The chart does indeed show an increased risk of death among those without health insurance as compared to those with private health insurance

Wait a second!  Isn’t the study missing something?  What about those who have government supplied health care?  They simply chose not to include any government health care plans in their study!  Why?

We can’t really know why for sure.  But there are some hints that suggest a reason:  If they had included government supplied health care, chances are it would show that having government health care would cause more deaths than either not having insurance at all or having private health care!  Let me explain why that’s likely.

Let’s simplify things with a little analogy.  Let’s say I want to study how far an athlete can throw various types of fruit.  Let’s say I want know which can you throw farther: an apple, an orange or a pineapple?  Simple enough, right?
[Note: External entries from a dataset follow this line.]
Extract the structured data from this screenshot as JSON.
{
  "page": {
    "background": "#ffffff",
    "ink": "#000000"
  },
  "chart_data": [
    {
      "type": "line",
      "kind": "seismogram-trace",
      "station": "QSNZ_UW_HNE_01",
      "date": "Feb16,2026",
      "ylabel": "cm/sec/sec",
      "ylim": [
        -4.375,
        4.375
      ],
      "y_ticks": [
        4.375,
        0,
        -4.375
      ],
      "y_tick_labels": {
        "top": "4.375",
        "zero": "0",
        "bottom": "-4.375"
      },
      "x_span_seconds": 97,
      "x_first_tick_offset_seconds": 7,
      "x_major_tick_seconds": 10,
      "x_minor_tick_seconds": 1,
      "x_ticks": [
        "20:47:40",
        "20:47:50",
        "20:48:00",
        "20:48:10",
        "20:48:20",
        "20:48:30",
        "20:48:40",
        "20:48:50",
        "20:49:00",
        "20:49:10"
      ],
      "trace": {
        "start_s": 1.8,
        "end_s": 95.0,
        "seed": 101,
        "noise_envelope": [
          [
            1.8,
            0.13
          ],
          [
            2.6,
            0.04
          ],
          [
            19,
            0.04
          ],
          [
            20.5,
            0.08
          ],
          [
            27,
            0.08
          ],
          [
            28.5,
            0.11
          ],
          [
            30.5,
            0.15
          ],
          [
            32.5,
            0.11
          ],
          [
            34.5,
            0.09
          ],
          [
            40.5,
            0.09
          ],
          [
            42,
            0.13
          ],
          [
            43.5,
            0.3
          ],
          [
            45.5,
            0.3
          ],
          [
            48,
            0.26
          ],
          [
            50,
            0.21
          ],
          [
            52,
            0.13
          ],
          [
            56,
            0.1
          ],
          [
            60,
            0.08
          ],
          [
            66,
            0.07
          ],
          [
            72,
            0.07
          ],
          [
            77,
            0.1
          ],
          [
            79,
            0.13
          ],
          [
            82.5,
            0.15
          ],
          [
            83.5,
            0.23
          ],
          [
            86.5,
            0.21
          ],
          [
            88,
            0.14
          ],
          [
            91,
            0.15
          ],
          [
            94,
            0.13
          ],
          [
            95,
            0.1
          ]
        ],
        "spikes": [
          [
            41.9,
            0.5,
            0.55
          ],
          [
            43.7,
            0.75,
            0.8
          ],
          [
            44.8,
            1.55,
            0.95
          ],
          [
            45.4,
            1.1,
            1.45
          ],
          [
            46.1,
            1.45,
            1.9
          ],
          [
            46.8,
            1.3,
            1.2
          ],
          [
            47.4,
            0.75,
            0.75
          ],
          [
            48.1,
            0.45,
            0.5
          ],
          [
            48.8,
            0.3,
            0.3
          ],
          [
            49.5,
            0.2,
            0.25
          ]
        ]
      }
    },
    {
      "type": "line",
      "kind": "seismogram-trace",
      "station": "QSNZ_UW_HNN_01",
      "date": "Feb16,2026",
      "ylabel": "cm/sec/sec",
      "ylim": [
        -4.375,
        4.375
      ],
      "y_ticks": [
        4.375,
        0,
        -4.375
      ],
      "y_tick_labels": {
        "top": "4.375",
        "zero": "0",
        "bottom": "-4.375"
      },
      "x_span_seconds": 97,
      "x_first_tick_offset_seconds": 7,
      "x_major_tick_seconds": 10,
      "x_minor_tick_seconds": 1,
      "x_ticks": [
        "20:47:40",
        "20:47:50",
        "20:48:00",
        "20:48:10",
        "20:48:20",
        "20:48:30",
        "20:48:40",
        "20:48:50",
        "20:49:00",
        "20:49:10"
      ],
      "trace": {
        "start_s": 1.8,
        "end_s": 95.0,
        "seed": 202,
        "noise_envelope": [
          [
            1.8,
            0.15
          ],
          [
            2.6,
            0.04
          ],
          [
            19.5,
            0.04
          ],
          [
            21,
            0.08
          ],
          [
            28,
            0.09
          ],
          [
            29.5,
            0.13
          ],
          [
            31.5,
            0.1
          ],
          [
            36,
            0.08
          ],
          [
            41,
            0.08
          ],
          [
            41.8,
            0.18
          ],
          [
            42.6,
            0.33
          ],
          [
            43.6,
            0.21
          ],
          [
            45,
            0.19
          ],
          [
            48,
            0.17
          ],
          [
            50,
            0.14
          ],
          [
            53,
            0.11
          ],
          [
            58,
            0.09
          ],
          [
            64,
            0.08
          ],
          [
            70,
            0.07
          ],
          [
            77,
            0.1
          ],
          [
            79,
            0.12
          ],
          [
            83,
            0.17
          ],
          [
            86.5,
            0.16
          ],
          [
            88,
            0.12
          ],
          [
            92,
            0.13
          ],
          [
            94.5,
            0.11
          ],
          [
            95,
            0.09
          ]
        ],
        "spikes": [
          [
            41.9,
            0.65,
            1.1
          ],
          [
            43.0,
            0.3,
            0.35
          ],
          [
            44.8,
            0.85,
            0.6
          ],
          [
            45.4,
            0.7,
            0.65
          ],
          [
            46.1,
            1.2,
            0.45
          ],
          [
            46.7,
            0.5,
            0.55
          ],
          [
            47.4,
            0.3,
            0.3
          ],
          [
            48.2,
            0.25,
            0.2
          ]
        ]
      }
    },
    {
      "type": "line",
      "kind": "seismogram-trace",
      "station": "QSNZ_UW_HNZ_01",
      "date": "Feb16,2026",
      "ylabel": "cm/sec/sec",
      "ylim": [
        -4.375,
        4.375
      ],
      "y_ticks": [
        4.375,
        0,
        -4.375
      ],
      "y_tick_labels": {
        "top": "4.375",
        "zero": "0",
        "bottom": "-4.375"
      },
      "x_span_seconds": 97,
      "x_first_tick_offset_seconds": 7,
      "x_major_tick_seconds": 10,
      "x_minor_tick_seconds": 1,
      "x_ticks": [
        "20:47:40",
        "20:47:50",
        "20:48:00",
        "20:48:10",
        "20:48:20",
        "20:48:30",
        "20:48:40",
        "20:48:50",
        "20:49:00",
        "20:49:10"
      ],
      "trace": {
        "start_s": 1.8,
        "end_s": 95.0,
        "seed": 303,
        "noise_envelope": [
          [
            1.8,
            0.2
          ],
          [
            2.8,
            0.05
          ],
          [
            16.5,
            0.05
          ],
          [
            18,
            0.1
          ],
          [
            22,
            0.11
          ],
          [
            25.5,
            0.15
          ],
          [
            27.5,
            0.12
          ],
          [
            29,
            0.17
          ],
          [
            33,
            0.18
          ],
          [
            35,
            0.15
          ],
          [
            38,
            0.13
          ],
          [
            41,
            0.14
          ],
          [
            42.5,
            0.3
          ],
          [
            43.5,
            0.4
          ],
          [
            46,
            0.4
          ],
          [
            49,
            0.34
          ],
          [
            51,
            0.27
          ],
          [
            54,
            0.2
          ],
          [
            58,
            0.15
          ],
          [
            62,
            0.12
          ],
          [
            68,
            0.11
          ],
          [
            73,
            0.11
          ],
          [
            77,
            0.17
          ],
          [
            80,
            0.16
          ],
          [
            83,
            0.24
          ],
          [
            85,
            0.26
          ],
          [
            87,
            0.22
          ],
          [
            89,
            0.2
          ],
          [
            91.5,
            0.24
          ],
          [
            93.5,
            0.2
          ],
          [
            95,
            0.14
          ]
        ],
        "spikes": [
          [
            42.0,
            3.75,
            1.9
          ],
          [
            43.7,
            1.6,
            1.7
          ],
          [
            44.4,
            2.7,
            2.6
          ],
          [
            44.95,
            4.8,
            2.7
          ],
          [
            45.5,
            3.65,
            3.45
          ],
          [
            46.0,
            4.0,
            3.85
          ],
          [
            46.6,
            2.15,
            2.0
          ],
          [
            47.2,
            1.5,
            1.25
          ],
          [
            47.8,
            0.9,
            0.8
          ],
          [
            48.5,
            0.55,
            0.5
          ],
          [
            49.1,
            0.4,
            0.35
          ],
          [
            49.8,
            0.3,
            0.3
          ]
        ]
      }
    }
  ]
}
So we do our experiment (study).  We carefully control for the strength of the thrower and randomize things so one person doesn’t always throw the apple first or the pineapple last to avoid skewing the results by having a tired throwing arm, and things like that.  No need to go into more details.  Let’s just say the results are in and we read the published, peer reviewed results:  The apple was thrown 1.4 times farther than the orange.  Great study, huh?

image But wait a minute, what happened to the pineapple?  In the fine print, it says we didn’t include the pineapple because the throwers couldn’t seem to throw the pineapple right.  Good excuse?

Why couldn’t they make a glove or something to throw the pineapple or a machine to throw all the fruits?  Or something?  Maybe they say they had to “adjust” for the different weights of the apple and the orange.  So if they could “compensate” for one of them, why couldn’t they adjust for confounding factors for the pineapple?  Something is wrong.

Also, from the comment in the notes “not able to throw the pineapple right;” doesn’t that suggest that the pineapple didn’t go as far as the others?  Isn’t that the implication?  Because if the pineapple flew farther than the others, the note would say something like “the pineapple seemed to be too aerodynamic and flew too easily” or something like that.

image Furthermore, let’s say there’s a political debate raging over the issue of if pineapples or apples fly farther.  Doesn’t that make it all the more suspicious when the pineapple is mysteriously excluded?

Back to the health study.  They write that the reason they excluded the “government health care plans” is that, well, those people must be really sick already.  Doesn’t that imply that the results were that people on government insurance did poorly, but they aren’t going to report that?

imageThey even mention they had to do all sorts of adjustments to “even out” various factors for the differences between the “insurance” group and the “no insurance” group.  Things like income, smoking rates, rates of obesity, different patterns of exercise among the groups, even assessments of their current health.  So, we are to believe that the study authors were able to compensate for all these factors, including current health, (the very reason cited for not including the government insurance in the results) but were somehow unable to do these same compensations to get an accurate view of government supplied health care?

I smell a rat!  What would congressman Grayson’s sign say if they included the government health care in the study?